Good and Cheap

The concept is simple, yet profound, even life-changing for some. A free, downloadable cookbook containing healthy recipes for those with extremely tight budgets. "Good and Cheap" author Leanne Brown created the cookbook as a guide, mainly for Americans utilizing SNAP/food stamp benefits. In it, she provides inexpensive ways to create delicious, nutritious meals for under $4 per day. When we learned about this amazing resource, we felt compelled to share it with our readers. Everyone deserves to live a healthy life and we root for people like Leanne Brown who help that belief come to fruition. 

Check out her chana masala recipe below….we gave it a shot and it is INCREDIBLE. (See also: licking the bowl). 

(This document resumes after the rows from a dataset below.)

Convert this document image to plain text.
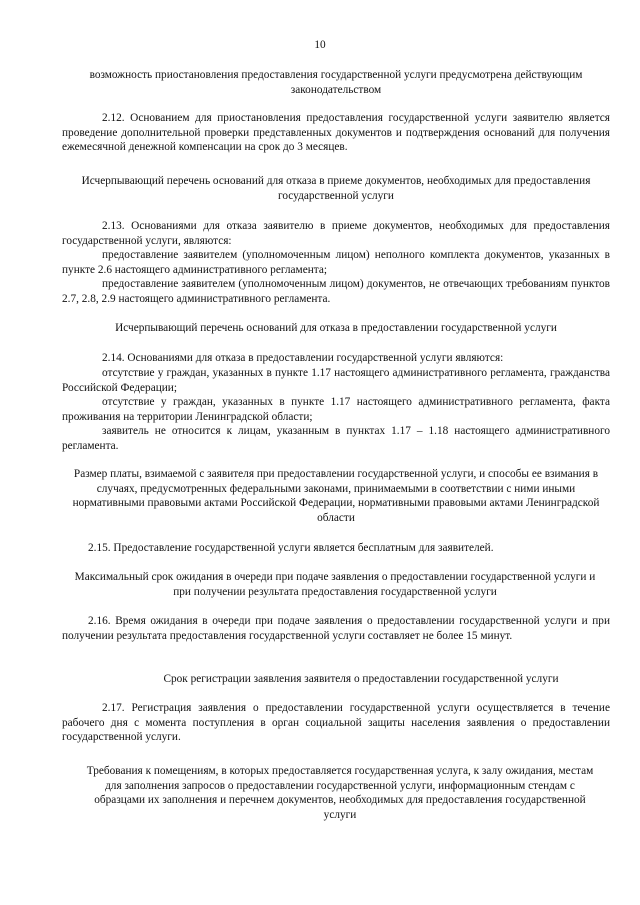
10

возможность приостановления предоставления государственной услуги предусмотрена действующим законодательством

2.12. Основанием для приостановления предоставления государственной услуги заявителю является проведение дополнительной проверки представленных документов и подтверждения оснований для получения ежемесячной денежной компенсации на срок до 3 месяцев.

Исчерпывающий перечень оснований для отказа в приеме документов, необходимых для предоставления государственной услуги

2.13. Основаниями для отказа заявителю в приеме документов, необходимых для предоставления государственной услуги, являются:

предоставление заявителем (уполномоченным лицом) неполного комплекта документов, указанных в пункте 2.6 настоящего административного регламента;

предоставление заявителем (уполномоченным лицом) документов, не отвечающих требованиям пунктов 2.7, 2.8, 2.9 настоящего административного регламента.

Исчерпывающий перечень оснований для отказа в предоставлении государственной услуги

2.14. Основаниями для отказа в предоставлении государственной услуги являются:

отсутствие у граждан, указанных в пункте 1.17 настоящего административного регламента, гражданства Российской Федерации;

отсутствие у граждан, указанных в пункте 1.17 настоящего административного регламента, факта проживания на территории Ленинградской области;

заявитель не относится к лицам, указанным в пунктах 1.17 – 1.18 настоящего административного регламента.

Размер платы, взимаемой с заявителя при предоставлении государственной услуги, и способы ее взимания в случаях, предусмотренных федеральными законами, принимаемыми в соответствии с ними иными нормативными правовыми актами Российской Федерации, нормативными правовыми актами Ленинградской области

2.15. Предоставление государственной услуги является бесплатным для заявителей.

Максимальный срок ожидания в очереди при подаче заявления о предоставлении государственной услуги и при получении результата предоставления государственной услуги

2.16. Время ожидания в очереди при подаче заявления о предоставлении государственной услуги и при получении результата предоставления государственной услуги составляет не более 15 минут.

Срок регистрации заявления заявителя о предоставлении государственной услуги

2.17. Регистрация заявления о предоставлении государственной услуги осуществляется в течение рабочего дня с момента поступления в орган социальной защиты населения заявления о предоставлении государственной услуги.

Требования к помещениям, в которых предоставляется государственная услуга, к залу ожидания, местам для заполнения запросов о предоставлении государственной услуги, информационным стендам с образцами их заполнения и перечнем документов, необходимых для предоставления государственной услуги
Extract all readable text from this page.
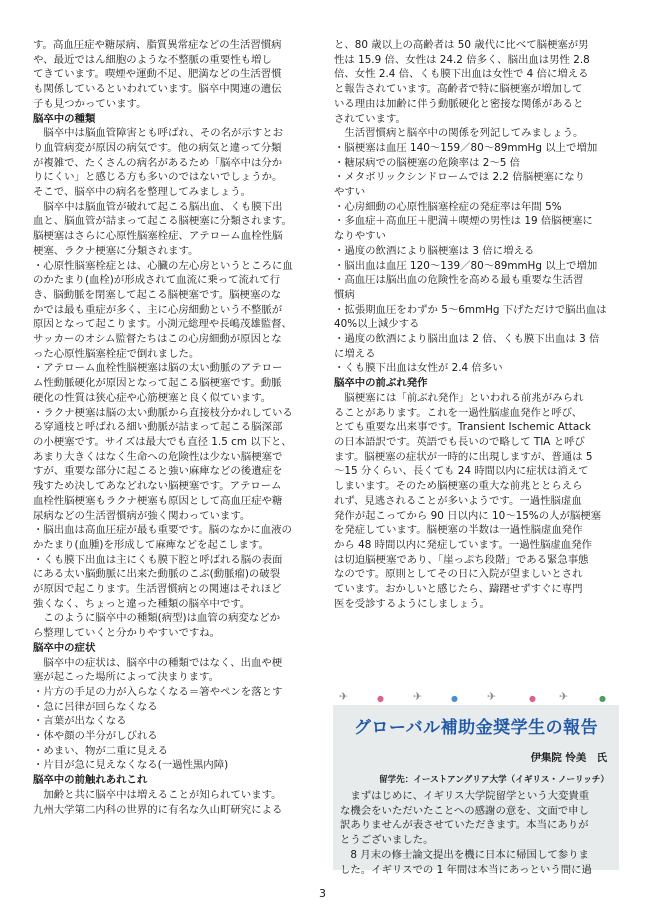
す。高血圧症や糖尿病、脂質異常症などの生活習慣病

や、最近ではん細胞のような不整脈の重要性も増し

てきています。喫煙や運動不足、肥満などの生活習慣

も関係しているといわれています。脳卒中関連の遺伝

子も見つかっています。

脳卒中の種類

脳卒中は脳血管障害とも呼ばれ、その名が示すとお

り血管病変が原因の病気です。他の病気と違って分類

が複雑で、たくさんの病名があるため「脳卒中は分か

りにくい」と感じる方も多いのではないでしょうか。

そこで、脳卒中の病名を整理してみましょう。

脳卒中は脳血管が破れて起こる脳出血、くも膜下出

血と、脳血管が詰まって起こる脳梗塞に分類されます。

脳梗塞はさらに心原性脳塞栓症、アテローム血栓性脳

梗塞、ラクナ梗塞に分類されます。

・心原性脳塞栓症とは、心臓の左心房というところに血

のかたまり(血栓)が形成されて血流に乗って流れて行

き、脳動脈を閉塞して起こる脳梗塞です。脳梗塞のな

かでは最も重症が多く、主に心房細動という不整脈が

原因となって起こります。小渕元総理や長嶋茂雄監督、

サッカーのオシム監督たちはこの心房細動が原因とな

った心原性脳塞栓症で倒れました。

・アテローム血栓性脳梗塞は脳の太い動脈のアテロー

ム性動脈硬化が原因となって起こる脳梗塞です。動脈

硬化の性質は狭心症や心筋梗塞と良く似ています。

・ラクナ梗塞は脳の太い動脈から直接枝分かれしている

る穿通枝と呼ばれる細い動脈が詰まって起こる脳深部

の小梗塞です。サイズは最大でも直径 1.5 cm 以下と、

あまり大きくはなく生命への危険性は少ない脳梗塞で

すが、重要な部分に起こると強い麻痺などの後遺症を

残すため決してあなどれない脳梗塞です。アテローム

血栓性脳梗塞もラクナ梗塞も原因として高血圧症や糖

尿病などの生活習慣病が強く関わっています。

・脳出血は高血圧症が最も重要です。脳のなかに血液の

かたまり(血腫)を形成して麻痺などを起こします。

・くも膜下出血は主にくも膜下腔と呼ばれる脳の表面

にある太い脳動脈に出来た動脈のこぶ(動脈瘤)の破裂

が原因で起こります。生活習慣病との関連はそれほど

強くなく、ちょっと違った種類の脳卒中です。

このように脳卒中の種類(病型)は血管の病変などか

ら整理していくと分かりやすいですね。

脳卒中の症状

脳卒中の症状は、脳卒中の種類ではなく、出血や梗

塞が起こった場所によって決まります。

・片方の手足の力が入らなくなる＝箸やペンを落とす

・急に呂律が回らなくなる

・言葉が出なくなる

・体や顔の半分がしびれる

・めまい、物が二重に見える

・片目が急に見えなくなる(一過性黒内障)

脳卒中の前触れあれこれ

加齢と共に脳卒中は増えることが知られています。

九州大学第二内科の世界的に有名な久山町研究による

と、80 歳以上の高齢者は 50 歳代に比べて脳梗塞が男

性は 15.9 倍、女性は 24.2 倍多く、脳出血は男性 2.8

倍、女性 2.4 倍、くも膜下出血は女性で 4 倍に増える

と報告されています。高齢者で特に脳梗塞が増加して

いる理由は加齢に伴う動脈硬化と密接な関係があると

されています。

生活習慣病と脳卒中の関係を列記してみましょう。

・脳梗塞は血圧 140～159／80～89mmHg 以上で増加

・糖尿病での脳梗塞の危険率は 2～5 倍

・メタボリックシンドロームでは 2.2 倍脳梗塞になり

やすい

・心房細動の心原性脳塞栓症の発症率は年間 5%

・多血症＋高血圧＋肥満＋喫煙の男性は 19 倍脳梗塞に

なりやすい

・過度の飲酒により脳梗塞は 3 倍に増える

・脳出血は血圧 120～139／80～89mmHg 以上で増加

・高血圧は脳出血の危険性を高める最も重要な生活習

慣病

・拡張期血圧をわずか 5～6mmHg 下げただけで脳出血は

40%以上減少する

・過度の飲酒により脳出血は 2 倍、くも膜下出血は 3 倍

に増える

・くも膜下出血は女性が 2.4 倍多い

脳卒中の前ぶれ発作

脳梗塞には「前ぶれ発作」といわれる前兆がみられ

ることがあります。これを一過性脳虚血発作と呼び、

とても重要な出来事です。Transient Ischemic Attack

の日本語訳です。英語でも長いので略して TIA と呼び

ます。脳梗塞の症状が一時的に出現しますが、普通は 5

～15 分くらい、長くても 24 時間以内に症状は消えて

しまいます。そのため脳梗塞の重大な前兆ととらえら

れず、見逃されることが多いようです。一過性脳虚血

発作が起こってから 90 日以内に 10～15%の人が脳梗塞

を発症しています。脳梗塞の半数は一過性脳虚血発作

から 48 時間以内に発症しています。一過性脳虚血発作

は切迫脳梗塞であり、「崖っぷち段階」である緊急事態

なのです。原則としてその日に入院が望ましいとされ

ています。おかしいと感じたら、躊躇せずすぐに専門

医を受診するようにしましょう。

✈	●	✈	●	✈	● ✈	●
グローバル補助金奨学生の報告
伊集院 怜美　氏
留学先：イーストアングリア大学（イギリス・ノーリッチ）

　まずはじめに、イギリス大学院留学という大変貴重

な機会をいただいたことへの感謝の意を、文面で申し

訳ありませんが表させていただきます。本当にありが

とうございました。

　8 月末の修士論文提出を機に日本に帰国して参りま

した。イギリスでの 1 年間は本当にあっという間に過

3
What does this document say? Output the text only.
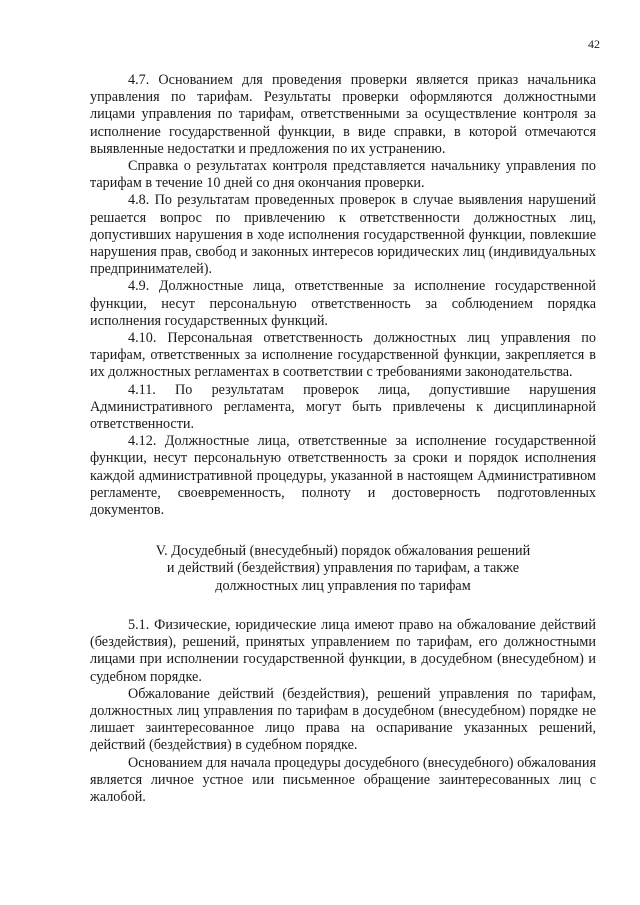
42

4.7. Основанием для проведения проверки является приказ начальника управления по тарифам. Результаты проверки оформляются должностными лицами управления по тарифам, ответственными за осуществление контроля за исполнение государственной функции, в виде справки, в которой отмечаются выявленные недостатки и предложения по их устранению.

Справка о результатах контроля представляется начальнику управления по тарифам в течение 10 дней со дня окончания проверки.

4.8. По результатам проведенных проверок в случае выявления нарушений решается вопрос по привлечению к ответственности должностных лиц, допустивших нарушения в ходе исполнения государственной функции, повлекшие нарушения прав, свобод и законных интересов юридических лиц (индивидуальных предпринимателей).

4.9. Должностные лица, ответственные за исполнение государственной функции, несут персональную ответственность за соблюдением порядка исполнения государственных функций.

4.10. Персональная ответственность должностных лиц управления по тарифам, ответственных за исполнение государственной функции, закрепляется в их должностных регламентах в соответствии с требованиями законодательства.

4.11. По результатам проверок лица, допустившие нарушения Административного регламента, могут быть привлечены к дисциплинарной ответственности.

4.12. Должностные лица, ответственные за исполнение государственной функции, несут персональную ответственность за сроки и порядок исполнения каждой административной процедуры, указанной в настоящем Административном регламенте, своевременность, полноту и достоверность подготовленных документов.

V. Досудебный (внесудебный) порядок обжалования решений
и действий (бездействия) управления по тарифам, а также
должностных лиц управления по тарифам

5.1. Физические, юридические лица имеют право на обжалование действий (бездействия), решений, принятых управлением по тарифам, его должностными лицами при исполнении государственной функции, в досудебном (внесудебном) и судебном порядке.

Обжалование действий (бездействия), решений управления по тарифам, должностных лиц управления по тарифам в досудебном (внесудебном) порядке не лишает заинтересованное лицо права на оспаривание указанных решений, действий (бездействия) в судебном порядке.

Основанием для начала процедуры досудебного (внесудебного) обжалования является личное устное или письменное обращение заинтересованных лиц с жалобой.
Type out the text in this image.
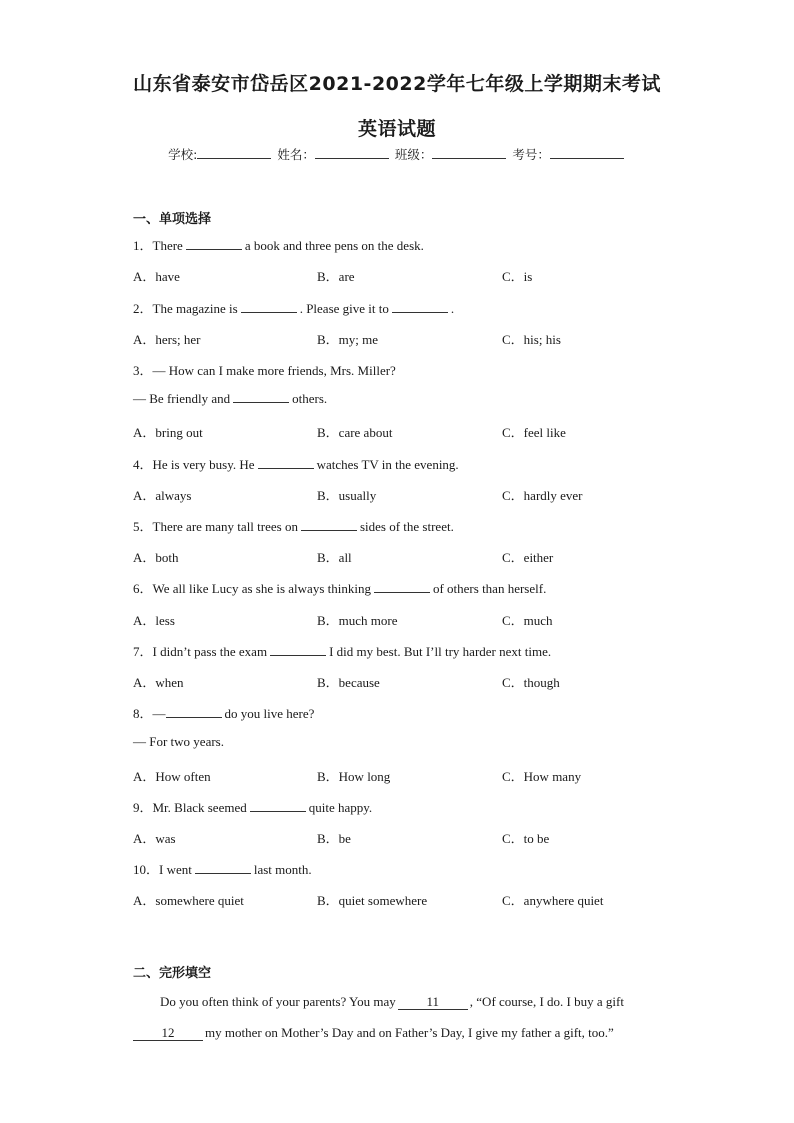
山东省泰安市岱岳区2021-2022学年七年级上学期期末考试
英语试题
学校:	姓名：	班级：	考号：
一、单项选择
1．There	a book and three pens on the desk.
A．have	B．are	C．is
2．The magazine is	. Please give it to	.
A．hers; her	B．my; me	C．his; his
3．— How can I make more friends, Mrs. Miller?
— Be friendly and	others.
A．bring out	B．care about	C．feel like
4．He is very busy. He	watches TV in the evening.
A．always	B．usually	C．hardly ever
5．There are many tall trees on	sides of the street.
A．both	B．all	C．either
6．We all like Lucy as she is always thinking	of others than herself.
A．less	B．much more	C．much
7．I didn’t pass the exam	I did my best. But I’ll try harder next time.
A．when	B．because	C．though
8．—	do you live here?
— For two years.
A．How often	B．How long	C．How many
9．Mr. Black seemed	quite happy.
A．was	B．be	C．to be
10．I went	last month.
A．somewhere quiet	B．quiet somewhere	C．anywhere quiet
二、完形填空
Do you often think of your parents? You may 11 , “Of course, I do. I buy a gift
12 my mother on Mother’s Day and on Father’s Day, I give my father a gift, too.”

Chana Masala - Ingredients

  • ½ tbsp ghee or ½ tbsp butter plus a splash of olive oil
  • 1 tsp cumin seeds
  • ½ cup onion, diced
  • 1 tsp garlic, finely chopped
  • 1 tsp ginger root, grated
  • ½ jalapeño, finely diced
  • 3 tsp coriander powder
  • 1 tsp turmeric
  • ¼ tsp cayenne powder
  • ½ tsp garam masala powder
  • 1 tsp smoked paprika
  • ½ tsp salt
  • 1 cup canned tomatoes, puréed
  • 2½ cups cooked chickpeas, drained
  • ½ cup water
  • Fresh cilantro & yogurt for garnish



  1. Let the ghee (clarified butter) melt in a small saucepan over medium-low heat. (Ghee is the traditional Indian choice, but you can substitute butter and a splash of olive oil if you can’t find ghee.) Once the ghee begins to sizzle, add the cumin seeds and stir for about 5 seconds.
  2. Add the onion and sauté for 2 minutes.
  3. Add the garlic and cook for 1 minute.
  4. Add the ginger and jalapeño and cook for 1 more minute.
  5. Add the spices and then the puréed tomatoes. Mix, then put a lid on the pan and let everything cook down for 5 to 10 minutes.

Once the tomato has reduced and the ghee starts to separate from the sauce, add the chickpeas and water. Mix, then bring it to a boil before reducing to a simmer. Cook for 10 minutes, then squish a few chickpeas with a spoon to thicken the sauce.

Garnish with yogurt and cilantro. For a full meal, serve over rice or with roti.